Things can go wrong very fast, even and perhaps especially for an
over-reaching great power. Like the German planners of 1914, today's
Washington strategists are obsessed with challenges, timetables, windows of
opportunity—and the eschatological urge to tear down a frustrating
international order and remake it in their image. They, too, have
exaggerated the threats and underestimated the risks. That is as far as the
analogy goes—Imperial Germany and Republican America have little else in
common. But hubris is not a shortcoming peculiar to any one constitutional
form; and the inability to envisage nemesis is modern America's distinctive
failing.


To be sure, things can go right, too, and the twenty-first century may yet
belong to America. But just now, as Zhou Enlai is reported to have replied
when asked what he thought were the consequences of the French Revolution,
it's too soon to tell. In the meantime, as they are about to go to war, our
leaders are betting the farm on the dream of a world that will for the
foreseeable future perform America's bidding on nonnegotiable American
terms. When, at the dawn of the American age, George Kennan urged that the
US contain the Soviet challenge, he added: "It is important to note,
however, that such a policy has nothing to do with outward histrionics: with
threats or blustering or superfluous gestures of outward 'toughness.'"
Fifty-six years on, his advice goes unheeded.

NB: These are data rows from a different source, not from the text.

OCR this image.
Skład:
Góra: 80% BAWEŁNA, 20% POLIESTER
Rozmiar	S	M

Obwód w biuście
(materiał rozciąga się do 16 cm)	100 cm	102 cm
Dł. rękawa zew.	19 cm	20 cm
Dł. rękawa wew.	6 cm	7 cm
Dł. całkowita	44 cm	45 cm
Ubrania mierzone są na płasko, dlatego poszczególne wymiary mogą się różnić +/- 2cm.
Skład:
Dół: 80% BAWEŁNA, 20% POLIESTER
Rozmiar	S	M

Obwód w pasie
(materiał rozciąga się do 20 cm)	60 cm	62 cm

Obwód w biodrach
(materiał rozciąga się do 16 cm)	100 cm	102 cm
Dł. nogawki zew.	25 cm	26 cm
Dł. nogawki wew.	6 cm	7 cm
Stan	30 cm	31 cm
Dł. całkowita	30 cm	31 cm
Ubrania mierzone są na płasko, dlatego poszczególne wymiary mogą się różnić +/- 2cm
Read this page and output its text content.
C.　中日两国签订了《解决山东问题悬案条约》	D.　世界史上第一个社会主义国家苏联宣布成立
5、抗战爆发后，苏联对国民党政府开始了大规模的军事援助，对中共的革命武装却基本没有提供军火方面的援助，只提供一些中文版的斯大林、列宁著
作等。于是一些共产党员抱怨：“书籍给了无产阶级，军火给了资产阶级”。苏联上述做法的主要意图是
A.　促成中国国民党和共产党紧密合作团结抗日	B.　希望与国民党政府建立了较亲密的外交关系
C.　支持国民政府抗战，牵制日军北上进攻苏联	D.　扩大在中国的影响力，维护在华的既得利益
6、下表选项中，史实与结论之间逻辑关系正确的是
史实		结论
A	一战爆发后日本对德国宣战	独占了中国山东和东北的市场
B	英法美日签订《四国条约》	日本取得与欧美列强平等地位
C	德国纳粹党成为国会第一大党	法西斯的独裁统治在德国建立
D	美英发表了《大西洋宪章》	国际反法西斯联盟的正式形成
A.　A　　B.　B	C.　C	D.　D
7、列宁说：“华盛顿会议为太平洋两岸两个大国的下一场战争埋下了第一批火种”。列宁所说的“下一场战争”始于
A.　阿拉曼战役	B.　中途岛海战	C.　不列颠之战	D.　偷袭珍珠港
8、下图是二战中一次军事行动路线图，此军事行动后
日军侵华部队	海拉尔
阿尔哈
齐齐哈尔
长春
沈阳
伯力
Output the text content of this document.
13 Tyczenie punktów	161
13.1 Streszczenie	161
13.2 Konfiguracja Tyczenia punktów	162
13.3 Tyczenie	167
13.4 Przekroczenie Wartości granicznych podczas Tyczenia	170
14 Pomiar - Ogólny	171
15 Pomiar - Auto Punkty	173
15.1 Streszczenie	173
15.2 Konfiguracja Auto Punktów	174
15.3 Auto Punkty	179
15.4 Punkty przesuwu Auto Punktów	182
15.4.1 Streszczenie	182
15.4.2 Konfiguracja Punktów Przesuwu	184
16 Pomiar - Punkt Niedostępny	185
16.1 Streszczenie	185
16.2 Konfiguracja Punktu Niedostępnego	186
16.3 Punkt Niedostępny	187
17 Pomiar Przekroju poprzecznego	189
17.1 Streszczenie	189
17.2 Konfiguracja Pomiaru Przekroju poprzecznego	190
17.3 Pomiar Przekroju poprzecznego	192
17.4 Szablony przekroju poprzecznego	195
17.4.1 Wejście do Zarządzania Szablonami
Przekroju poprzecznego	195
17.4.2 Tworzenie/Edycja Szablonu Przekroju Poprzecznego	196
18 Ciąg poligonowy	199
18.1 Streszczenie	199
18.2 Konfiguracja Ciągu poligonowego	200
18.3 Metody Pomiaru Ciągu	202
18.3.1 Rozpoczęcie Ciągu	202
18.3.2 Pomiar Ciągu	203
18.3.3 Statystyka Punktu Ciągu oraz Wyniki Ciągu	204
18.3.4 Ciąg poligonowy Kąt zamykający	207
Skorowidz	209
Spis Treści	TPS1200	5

It is a bad sign


—March 12, 2003;

this is the second of three articles.


Notes

[1] Fluent in Russian and German, Kennan had by 1946 already served in
Berlin, Riga, Prague, and Moscow.


[2] See e.g. Francis Fukuyama, "The End of History?" The National Interest,
No. 16 (Summer 1989); The End of History and the Last Man (Free Press,
1992). See also Samuel P. Huntington, "The Clash of Civilizations?" Foreign
Affairs, Vol. 72, No. 3 (Summer 1993); The Clash of Civilizations and the
Remaking of World Order (Simon and Schuster, 1996).


[3] See Craig Kennedy and Marshall M. Bolton, "The Real Transatlantic Gap,"
Foreign Policy, November–December 2002, based on a recent survey by the
Chicago Council on Foreign Relations and the German Marshall Fund. For
American views, see www.gallup.com/ poll/releases/pr030228.asp. In late
February 2003, 59 percent of Americans opposed a war on Iraq without UN
support.


[4] See W.C. Sellar and R.J. Yeatman, 1066 and All That (London: Penguin,
1960), p. 10. "Caesar Invades Britain." The original "Veni, vidi, vici" ("I
came, I saw, I conquered") was reportedly recorded by Julius Caesar
following his successful Pontic campaign in 47 BC.


[5] See notably Michael W. Doyle, "Kant, Liberal Legacies, and Foreign
Affairs," Philosophy & Public Affairs, Vol. 12, Nos. 3 and 4 (1983).


[6] "The political and economic his-tory of Western Europe after World War
II was the most powerful evidence in favor of the liberal theory of history:
There all good things—democracy, prosperity, and peace—did go together."


[7] For a subtle discussion of this point and its implications, see John
Dunn, The Cunning of Unreason: Making Sense of Politics (Basic Books, 2000),
especially pp. 30–48, 218–235. This sophisticated, disabused treatise on the
nature and limits of political understanding should be required reading for
every student of modern politics.


[8] For a less romanticized account of Europe's fitful unification, see Alan
S. Milward, The European Rescue of the Nation-State (University of
California Press, 1992) and Andrew Moravcsik, The Choice for Europe: Social
Purpose and State Power from Messina to Maastricht (Cornell University
Press, 1998).


[9] Students of the link between markets, democracy, and peace will note the
alacrity with which the US has recently declared both Bulgaria and
Romania—its new-found East European allies in the struggle against Iraq, the
International Criminal Court, and other foes—to be "fully functioning market
economies," with all the attendant rewards that will now follow.


[10] See also Fareed Zakaria, "The Rise of Illiberal Democracy," Foreign
Affairs, Vol. 76, No. 6 (1997).


[11] The US in recent years has contributed about $29 per annum for each
American in overseas (nonmilitary) aid. The average per head contribution
from other Western countries now exceeds $70 per year.